Je tiens le bébé au sein et il est debout dans l’embrasure de la porte, attendant une réponse. J’ai eu peur et je l’ai jeté hors de la pièce. Finalement, j’ai bloqué la porte avec une chaise pour qu’il ne puisse pas entrer. Ma fille s’était endormie à ce moment-là et j’ai décidé de m’allonger avec elle.
J’ai été réveillé par un appel téléphonique de la mère de Bogdan, elle n’avait pas l’air heureuse :
– Nous sommes une famille et tu laisses un garçon sortir de la maison sans petit-déjeuner ! Tu manges la viande que Bogdan t’a rapportée de chez nous mais tu ne peux pas t’occuper de lui ? – J’ai entendu dans le récepteur
– Bonjour, je suis également heureux d’avoir de vos nouvelles. Je suis désolé, mais nous avons un nouveau-né à la maison et il est la première chose dont nous nous occupons. Je pense qu’un homme de dix-neuf ans peut se préparer un petit-déjeuner à partir de produits tout prêts. Et maintenant, au revoir. – Je lui ai dit d’un ton aussi sec que possible
Ma fille a bien dormi pendant la journée. Elle ne se réveillait que pour manger et se changer. Après un moment, j’ai décidé d’aller à la cuisine pour préparer quelque chose à manger. J’ai trouvé un spectacle terrible. Des flocons d’avoine brûlés jonchaient la cuisinière, des miettes de pain recouvraient le comptoir et des boulettes de pâte partiellement décongelées et émiettées gisaient sur le sol. Au milieu de cette pagaille se tenait Bogdan, parlant à quelqu’un au téléphone.
– Oui, vous pouvez dormir ici. Ce ne sera pas un problème. Prends juste des boules Quiès avec toi parce que ce connard va crier toute la nuit. – J’ai entendu
Je me sentais si triste que je n’avais plus de mots. Nous lui donnons un toit, il perturbe mon sommeil en entrant dans ma chambre sans prévenir et maintenant il insulte ma fille.
– Bonjour, Bogdan. – J’ai commencé
– Je vous rappellerai plus tard. – dit le garçon embarrassé au téléphone
C’était une conversation très intéressante, étant donné que nous n’avions pas accepté que Bogdan soit invité dans notre appartement. Je lui ai dit d’appeler sa mère et de lui dire de commencer à chercher un appartement pour son “connard”, comme le garçon l’a joliment dit.
Le soir, mon mari est revenu, visiblement indigné, et m’a informée que la mère du garçon voulait me parler d’urgence et qu’elle viendrait le lendemain.

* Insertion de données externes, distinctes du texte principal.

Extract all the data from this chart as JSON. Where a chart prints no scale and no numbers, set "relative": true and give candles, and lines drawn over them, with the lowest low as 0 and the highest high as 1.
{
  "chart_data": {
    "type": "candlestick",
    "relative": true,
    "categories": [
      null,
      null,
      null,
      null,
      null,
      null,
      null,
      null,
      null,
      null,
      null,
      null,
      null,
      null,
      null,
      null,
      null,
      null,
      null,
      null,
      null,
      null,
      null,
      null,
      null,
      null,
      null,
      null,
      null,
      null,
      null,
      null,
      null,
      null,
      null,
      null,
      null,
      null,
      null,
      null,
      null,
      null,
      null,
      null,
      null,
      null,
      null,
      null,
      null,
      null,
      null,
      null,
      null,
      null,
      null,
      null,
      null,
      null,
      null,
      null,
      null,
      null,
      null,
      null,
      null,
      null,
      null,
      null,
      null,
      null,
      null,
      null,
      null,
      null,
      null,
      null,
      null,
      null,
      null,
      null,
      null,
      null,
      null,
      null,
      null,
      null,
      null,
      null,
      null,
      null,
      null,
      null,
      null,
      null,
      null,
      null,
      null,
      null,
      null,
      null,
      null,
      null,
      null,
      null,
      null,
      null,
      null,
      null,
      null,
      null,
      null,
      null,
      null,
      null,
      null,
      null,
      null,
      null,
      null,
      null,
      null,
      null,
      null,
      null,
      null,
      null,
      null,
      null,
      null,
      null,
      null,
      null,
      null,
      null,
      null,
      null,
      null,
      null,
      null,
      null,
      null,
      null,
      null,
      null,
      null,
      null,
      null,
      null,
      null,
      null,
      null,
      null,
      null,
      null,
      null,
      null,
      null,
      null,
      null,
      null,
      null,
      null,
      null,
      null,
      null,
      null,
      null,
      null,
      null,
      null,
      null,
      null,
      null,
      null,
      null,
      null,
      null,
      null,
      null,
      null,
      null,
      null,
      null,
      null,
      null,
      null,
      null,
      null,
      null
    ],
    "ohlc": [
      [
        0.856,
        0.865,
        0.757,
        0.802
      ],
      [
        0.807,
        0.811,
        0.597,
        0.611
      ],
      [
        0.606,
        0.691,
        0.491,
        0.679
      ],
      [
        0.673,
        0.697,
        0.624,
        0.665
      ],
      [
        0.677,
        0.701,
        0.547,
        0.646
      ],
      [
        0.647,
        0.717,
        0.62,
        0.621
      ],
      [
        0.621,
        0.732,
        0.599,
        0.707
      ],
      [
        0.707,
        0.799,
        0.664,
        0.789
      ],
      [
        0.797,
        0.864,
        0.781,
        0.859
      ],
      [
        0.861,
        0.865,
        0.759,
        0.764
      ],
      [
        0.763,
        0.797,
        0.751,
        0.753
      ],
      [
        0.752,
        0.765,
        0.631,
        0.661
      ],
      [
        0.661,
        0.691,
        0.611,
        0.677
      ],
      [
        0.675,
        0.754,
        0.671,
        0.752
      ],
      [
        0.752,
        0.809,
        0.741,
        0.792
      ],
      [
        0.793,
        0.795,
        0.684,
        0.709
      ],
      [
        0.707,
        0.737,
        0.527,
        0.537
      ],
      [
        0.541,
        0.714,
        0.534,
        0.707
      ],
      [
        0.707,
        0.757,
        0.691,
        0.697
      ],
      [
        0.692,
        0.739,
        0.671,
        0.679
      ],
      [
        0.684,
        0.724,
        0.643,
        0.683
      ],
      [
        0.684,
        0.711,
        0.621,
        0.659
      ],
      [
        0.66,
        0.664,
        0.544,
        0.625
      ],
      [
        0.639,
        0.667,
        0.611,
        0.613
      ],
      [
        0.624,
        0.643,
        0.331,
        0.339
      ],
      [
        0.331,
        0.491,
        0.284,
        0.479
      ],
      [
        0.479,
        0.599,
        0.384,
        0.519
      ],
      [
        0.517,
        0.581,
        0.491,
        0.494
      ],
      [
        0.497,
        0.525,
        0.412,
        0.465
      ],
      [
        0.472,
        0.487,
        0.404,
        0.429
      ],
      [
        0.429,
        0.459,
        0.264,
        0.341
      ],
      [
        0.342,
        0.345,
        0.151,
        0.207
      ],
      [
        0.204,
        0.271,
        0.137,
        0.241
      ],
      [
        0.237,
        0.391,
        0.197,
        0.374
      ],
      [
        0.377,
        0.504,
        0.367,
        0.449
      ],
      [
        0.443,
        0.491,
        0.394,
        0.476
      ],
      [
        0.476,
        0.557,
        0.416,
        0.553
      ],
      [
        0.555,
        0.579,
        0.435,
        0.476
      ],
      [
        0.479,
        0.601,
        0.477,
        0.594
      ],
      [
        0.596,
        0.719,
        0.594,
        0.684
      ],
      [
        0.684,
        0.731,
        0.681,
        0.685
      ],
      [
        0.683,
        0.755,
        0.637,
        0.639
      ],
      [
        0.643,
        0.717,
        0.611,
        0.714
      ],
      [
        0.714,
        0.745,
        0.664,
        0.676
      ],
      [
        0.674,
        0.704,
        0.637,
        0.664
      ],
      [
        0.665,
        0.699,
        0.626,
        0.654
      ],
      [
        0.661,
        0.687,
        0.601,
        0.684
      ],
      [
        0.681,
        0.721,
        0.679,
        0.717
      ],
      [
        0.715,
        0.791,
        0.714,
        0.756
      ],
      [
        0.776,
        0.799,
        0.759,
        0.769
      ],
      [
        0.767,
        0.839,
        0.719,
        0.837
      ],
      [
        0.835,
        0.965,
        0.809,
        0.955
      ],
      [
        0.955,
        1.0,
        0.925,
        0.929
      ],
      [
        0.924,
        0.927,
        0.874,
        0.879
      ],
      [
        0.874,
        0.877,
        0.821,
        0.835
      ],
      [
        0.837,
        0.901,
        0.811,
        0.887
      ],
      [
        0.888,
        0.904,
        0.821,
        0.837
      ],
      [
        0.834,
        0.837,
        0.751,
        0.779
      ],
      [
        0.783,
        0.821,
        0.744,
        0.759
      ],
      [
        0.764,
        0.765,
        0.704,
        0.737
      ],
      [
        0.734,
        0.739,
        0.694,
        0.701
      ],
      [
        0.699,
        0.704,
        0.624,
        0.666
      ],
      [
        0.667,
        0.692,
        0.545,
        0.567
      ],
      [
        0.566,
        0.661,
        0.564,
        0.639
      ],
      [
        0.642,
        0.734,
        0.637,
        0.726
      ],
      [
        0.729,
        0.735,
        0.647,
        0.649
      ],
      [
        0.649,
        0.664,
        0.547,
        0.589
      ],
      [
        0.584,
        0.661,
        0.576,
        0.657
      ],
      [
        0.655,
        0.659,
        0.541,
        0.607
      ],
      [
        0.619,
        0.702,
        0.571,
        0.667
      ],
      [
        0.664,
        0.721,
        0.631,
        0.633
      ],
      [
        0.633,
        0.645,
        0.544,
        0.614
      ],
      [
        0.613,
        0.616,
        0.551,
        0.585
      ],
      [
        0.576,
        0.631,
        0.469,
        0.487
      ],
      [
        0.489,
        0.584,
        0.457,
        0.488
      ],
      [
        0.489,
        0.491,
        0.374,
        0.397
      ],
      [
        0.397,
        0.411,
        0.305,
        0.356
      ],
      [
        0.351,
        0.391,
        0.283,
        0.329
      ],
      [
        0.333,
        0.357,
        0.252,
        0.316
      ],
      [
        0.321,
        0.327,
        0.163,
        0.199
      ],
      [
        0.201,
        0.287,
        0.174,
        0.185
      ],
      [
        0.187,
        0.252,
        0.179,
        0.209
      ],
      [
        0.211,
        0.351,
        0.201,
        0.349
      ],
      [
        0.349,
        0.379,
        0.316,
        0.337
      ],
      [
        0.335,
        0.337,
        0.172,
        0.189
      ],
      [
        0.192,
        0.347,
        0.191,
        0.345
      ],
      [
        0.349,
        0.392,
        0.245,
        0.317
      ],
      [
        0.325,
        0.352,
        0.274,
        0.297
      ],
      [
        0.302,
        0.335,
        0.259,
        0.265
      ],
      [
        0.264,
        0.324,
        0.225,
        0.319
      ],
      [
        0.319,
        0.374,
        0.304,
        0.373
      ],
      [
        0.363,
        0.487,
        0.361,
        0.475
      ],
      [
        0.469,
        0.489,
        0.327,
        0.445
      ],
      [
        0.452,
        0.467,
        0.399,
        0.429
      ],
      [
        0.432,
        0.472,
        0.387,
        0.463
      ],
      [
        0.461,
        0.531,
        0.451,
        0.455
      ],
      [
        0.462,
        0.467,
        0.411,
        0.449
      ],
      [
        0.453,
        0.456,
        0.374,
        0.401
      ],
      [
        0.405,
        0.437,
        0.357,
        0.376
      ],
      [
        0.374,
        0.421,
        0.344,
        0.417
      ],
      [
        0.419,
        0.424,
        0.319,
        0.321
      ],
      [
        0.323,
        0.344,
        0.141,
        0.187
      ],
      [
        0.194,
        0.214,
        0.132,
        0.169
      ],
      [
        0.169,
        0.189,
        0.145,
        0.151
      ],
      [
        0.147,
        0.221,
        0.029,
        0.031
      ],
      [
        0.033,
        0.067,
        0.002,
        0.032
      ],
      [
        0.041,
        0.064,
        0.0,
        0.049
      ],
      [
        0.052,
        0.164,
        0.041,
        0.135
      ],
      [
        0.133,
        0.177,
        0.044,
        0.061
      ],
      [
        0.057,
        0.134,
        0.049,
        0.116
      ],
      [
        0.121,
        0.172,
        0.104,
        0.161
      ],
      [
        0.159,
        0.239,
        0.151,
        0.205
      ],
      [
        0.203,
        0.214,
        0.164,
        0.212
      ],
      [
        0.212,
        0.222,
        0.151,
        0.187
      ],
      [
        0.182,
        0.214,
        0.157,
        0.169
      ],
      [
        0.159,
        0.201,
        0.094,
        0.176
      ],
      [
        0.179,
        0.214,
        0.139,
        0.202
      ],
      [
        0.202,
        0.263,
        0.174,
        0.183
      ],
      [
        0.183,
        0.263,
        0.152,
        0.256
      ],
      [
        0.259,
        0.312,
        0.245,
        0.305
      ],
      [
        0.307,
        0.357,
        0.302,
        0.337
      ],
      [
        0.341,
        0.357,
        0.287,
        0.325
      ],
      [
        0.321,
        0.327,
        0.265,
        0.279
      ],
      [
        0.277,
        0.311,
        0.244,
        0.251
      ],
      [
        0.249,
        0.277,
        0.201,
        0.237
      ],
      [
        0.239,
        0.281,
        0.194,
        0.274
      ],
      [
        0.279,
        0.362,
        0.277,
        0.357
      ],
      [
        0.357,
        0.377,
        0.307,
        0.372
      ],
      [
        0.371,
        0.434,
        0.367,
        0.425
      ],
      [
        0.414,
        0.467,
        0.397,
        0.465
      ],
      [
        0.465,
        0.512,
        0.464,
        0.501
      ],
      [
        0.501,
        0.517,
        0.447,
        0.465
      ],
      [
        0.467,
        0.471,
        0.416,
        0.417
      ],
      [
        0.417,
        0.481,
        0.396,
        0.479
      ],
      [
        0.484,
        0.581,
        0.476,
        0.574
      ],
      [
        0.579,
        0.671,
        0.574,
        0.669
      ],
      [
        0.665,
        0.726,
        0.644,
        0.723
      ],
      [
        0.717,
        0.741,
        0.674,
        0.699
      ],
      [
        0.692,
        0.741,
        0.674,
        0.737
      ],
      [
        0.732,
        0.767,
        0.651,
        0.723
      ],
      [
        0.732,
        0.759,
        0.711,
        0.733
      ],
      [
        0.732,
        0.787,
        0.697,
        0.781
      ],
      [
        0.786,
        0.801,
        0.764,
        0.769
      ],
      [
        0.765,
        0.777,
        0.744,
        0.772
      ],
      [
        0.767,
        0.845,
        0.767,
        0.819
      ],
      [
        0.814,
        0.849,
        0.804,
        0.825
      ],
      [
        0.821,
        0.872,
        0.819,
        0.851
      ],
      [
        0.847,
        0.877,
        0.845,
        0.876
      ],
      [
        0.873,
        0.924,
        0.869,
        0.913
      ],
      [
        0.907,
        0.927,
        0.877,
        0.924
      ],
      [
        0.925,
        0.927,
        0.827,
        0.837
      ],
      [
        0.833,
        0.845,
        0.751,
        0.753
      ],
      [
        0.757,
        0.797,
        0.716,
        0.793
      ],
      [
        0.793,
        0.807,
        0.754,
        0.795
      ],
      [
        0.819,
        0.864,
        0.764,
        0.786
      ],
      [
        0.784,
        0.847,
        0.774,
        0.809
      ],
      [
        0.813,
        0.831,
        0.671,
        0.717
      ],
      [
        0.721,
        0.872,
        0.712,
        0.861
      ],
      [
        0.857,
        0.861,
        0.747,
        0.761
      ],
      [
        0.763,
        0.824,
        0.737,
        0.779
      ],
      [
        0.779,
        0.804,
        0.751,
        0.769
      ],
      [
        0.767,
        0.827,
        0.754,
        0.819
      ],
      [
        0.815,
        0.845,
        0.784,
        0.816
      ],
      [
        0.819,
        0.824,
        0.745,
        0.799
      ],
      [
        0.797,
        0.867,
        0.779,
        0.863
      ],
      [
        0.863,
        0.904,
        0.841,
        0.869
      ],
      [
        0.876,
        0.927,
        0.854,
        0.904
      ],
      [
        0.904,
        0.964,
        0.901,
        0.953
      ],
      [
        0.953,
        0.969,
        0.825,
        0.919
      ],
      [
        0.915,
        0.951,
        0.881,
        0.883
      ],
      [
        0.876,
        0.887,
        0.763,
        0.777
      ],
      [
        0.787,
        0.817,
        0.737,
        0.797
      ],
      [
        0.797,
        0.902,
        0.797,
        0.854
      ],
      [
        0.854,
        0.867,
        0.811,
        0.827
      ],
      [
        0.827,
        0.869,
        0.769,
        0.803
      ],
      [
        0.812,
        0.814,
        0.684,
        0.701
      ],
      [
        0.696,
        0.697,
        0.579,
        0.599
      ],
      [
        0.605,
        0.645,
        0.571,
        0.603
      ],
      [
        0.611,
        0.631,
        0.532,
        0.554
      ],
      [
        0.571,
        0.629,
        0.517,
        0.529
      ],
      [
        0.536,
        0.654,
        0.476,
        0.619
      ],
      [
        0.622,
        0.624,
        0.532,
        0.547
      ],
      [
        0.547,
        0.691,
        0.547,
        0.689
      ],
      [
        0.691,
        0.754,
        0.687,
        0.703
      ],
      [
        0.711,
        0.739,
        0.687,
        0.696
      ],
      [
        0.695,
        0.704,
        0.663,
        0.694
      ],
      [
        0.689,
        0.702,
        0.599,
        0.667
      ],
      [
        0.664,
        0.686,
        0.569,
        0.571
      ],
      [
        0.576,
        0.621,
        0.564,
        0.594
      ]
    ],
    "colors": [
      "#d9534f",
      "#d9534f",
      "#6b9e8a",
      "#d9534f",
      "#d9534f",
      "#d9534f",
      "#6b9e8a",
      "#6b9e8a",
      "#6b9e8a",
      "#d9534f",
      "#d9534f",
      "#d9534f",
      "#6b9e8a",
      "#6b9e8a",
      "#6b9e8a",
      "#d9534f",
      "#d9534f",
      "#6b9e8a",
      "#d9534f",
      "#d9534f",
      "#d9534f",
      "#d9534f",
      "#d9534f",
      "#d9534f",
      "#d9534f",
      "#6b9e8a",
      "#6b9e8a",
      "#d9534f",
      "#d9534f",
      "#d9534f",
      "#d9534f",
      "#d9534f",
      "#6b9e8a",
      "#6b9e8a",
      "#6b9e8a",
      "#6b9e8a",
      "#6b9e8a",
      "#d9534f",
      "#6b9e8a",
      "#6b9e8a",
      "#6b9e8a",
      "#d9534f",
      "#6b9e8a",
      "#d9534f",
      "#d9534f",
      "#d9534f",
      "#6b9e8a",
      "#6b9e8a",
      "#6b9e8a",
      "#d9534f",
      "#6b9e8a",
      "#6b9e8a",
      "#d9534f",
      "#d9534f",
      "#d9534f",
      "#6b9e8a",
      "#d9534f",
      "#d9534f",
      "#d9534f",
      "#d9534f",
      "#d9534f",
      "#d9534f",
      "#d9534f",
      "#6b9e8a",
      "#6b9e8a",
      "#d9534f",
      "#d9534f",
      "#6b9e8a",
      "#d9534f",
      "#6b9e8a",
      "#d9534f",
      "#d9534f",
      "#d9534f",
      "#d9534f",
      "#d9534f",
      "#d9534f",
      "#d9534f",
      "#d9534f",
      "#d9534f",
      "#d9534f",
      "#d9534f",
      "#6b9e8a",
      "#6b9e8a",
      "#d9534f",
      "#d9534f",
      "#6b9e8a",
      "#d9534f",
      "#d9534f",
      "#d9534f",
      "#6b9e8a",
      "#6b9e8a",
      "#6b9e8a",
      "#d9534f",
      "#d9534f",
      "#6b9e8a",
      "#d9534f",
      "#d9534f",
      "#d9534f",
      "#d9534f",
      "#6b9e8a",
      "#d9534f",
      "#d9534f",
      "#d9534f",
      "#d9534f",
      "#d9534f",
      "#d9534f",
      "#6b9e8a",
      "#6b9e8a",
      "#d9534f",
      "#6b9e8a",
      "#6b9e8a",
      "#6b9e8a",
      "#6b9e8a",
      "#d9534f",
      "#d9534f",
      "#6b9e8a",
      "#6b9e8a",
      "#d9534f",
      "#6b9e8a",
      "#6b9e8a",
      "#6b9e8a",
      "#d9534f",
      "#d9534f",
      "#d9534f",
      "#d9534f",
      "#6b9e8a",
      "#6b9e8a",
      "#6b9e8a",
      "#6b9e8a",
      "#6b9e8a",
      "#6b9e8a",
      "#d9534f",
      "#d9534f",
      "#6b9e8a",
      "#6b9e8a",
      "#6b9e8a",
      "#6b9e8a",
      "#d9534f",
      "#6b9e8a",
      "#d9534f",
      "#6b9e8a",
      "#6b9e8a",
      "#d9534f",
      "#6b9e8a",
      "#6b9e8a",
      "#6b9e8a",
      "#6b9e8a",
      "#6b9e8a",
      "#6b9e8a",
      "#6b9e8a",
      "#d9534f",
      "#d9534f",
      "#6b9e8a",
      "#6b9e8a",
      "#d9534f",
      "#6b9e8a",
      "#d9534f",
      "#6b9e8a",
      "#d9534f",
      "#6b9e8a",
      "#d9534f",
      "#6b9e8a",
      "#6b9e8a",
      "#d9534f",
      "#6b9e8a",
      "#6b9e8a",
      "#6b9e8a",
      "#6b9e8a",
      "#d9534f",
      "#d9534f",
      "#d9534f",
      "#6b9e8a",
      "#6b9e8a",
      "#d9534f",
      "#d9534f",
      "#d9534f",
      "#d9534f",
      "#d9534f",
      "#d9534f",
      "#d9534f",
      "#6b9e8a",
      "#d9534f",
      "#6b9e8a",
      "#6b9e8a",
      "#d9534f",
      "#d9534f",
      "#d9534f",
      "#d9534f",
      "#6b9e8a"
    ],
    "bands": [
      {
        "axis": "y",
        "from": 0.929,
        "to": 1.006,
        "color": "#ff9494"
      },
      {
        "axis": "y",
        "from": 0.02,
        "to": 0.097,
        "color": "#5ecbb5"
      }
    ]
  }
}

– D’accord, chéri. – J’ai répondu calmement – Je veux juste dire que je n’ai aucune envie d’être la bonne d’un homme adulte qui, en plus, n’a aucun respect pour notre enfant et les règles de la maison. Bogdan doit partir d’ici.
Bogdan est rentré chez lui avec sa mère. Je ne veux même pas compter les insultes que j’ai reçues d’elle. Selon elle, c’est de sa faute si nous n’avons pas pris soin de son petit garçon.
Je m’en fichais, tout ce qui m’importait était le soulagement que j’ai ressenti lorsque la porte a claqué derrière eux. Je me demande comment les femmes auraient agi si c’était moi qui lui avais envoyé ma fille adolescente après l’accouchement.
Bogdan n’aura certainement pas la vie facile.